To their credit, the Globe later ran a clarification of the headline:
Paulson, the long-time religion reporter who spent more than a few years on the clergy sex abuse scandal story in Boston, published some of the emails he got from readers after the story. Some do a great job of thoughtfully explaining why they think he got the story wrong. Either way, he got a ton of correspondence on the story.
And the discussion with readers seemed to have an effect because the follow-up story corrects some of the problems with the initial account. Here's the new and improved headline:
Group claims to ordain women priests in unsanctioned ceremony
By incorporating the competing claims, the headline is pithier and more accurate. Here's the lede:
Paulson nicely framed the competing arguments as just that -- competing arguments. One group says this, the other group declares that. The separation between Roman Catholic Womenpriests and the Roman Catholic Church was clearly explained. Here, for instance:
But the women who participated in the event, along with the several hundred people who spent nearly three hours in the sweltering, non-air-conditioned Church of the Covenant, said they rejected the excommunications, and believed that the women had been validly ordained. The women were vested with white chasubles and red stoles and greeted with a standing ovation as they were declared to be priests; they then helped preside over a service at which they declared bread and wine to be consecrated and offered what they said was Communion to anyone who wished to receive it.
The ceremony was organized by Roman Catholic Womenpriests, an organization that is not recognized by the Roman Catholic church. Catholic church officials say the women are not Catholic, their ordinations are not real, and any sacraments they attempt to celebrate, including today's Eucharist, are invalid.
Paulson gives the Womenpriests' argument about why the ordinations are legitimate as well as some retorts from Catholics in Boston. Take this colorful quote from C.J. Doyle of the Catholic Action League of Massachusetts -- one of many that Paulson found for his followup:
"One must not only be a male to be a Catholic priest, one must be a Catholic,'' Doyle said. "The performers in this theater of propaganda are neither. These women ought to have the intellectual honesty to admit that they left the Catholic Church some time ago. Whatever publicity value today's exercise has, it must be measured against both the manifest fraudulence and the irredeemable hopelessness of their cause."
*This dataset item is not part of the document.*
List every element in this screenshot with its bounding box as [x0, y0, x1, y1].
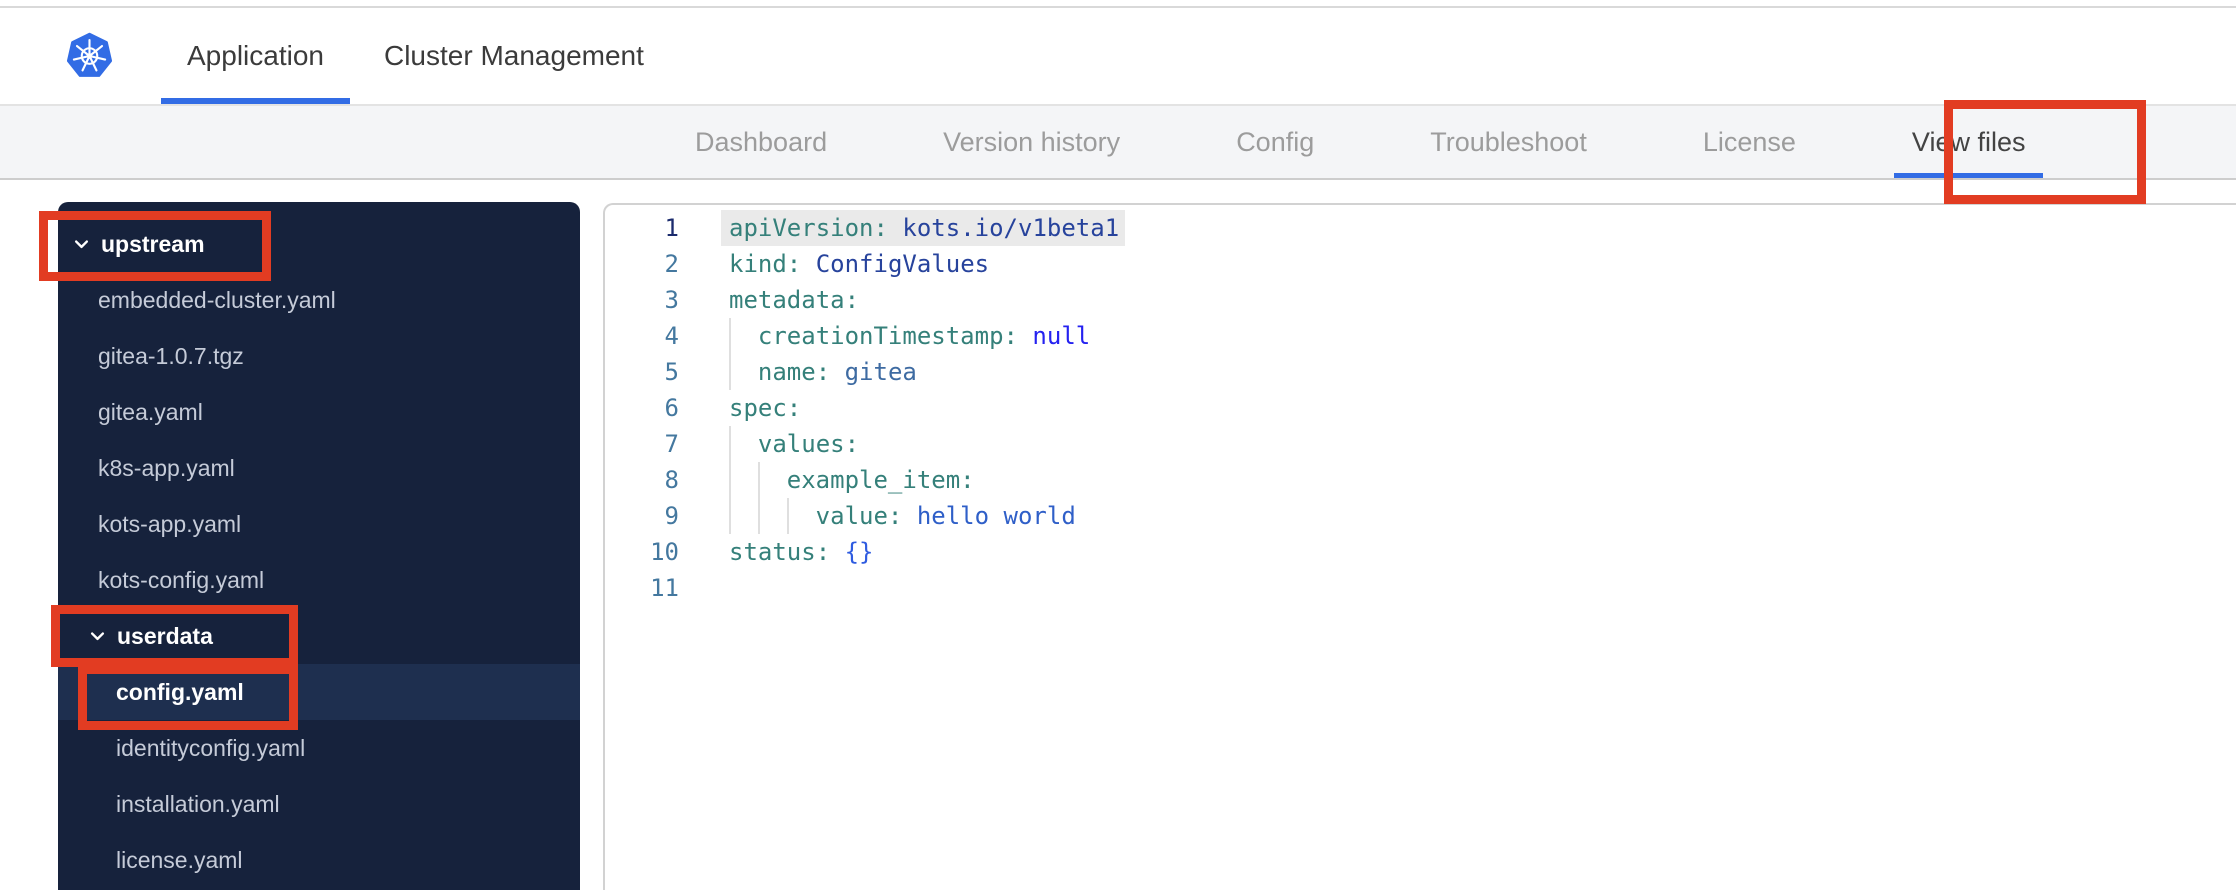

The followup is long, meaty and interesting. Just the kind of story that's nice to read on the religion beat. The Associated Press' Steve LeBlanc also had a fantastic report on the events in Boston. The headline doesn't take sides on the ordination. Early on he notes that the ordinations are not officially sanctioned. He explains the process of excommunication and puts it in context of Roman Catholic doctrine on the priesthood. My favorite part was the last line, which explained what happens to people who are excommunicated and how the penalty can be lifted.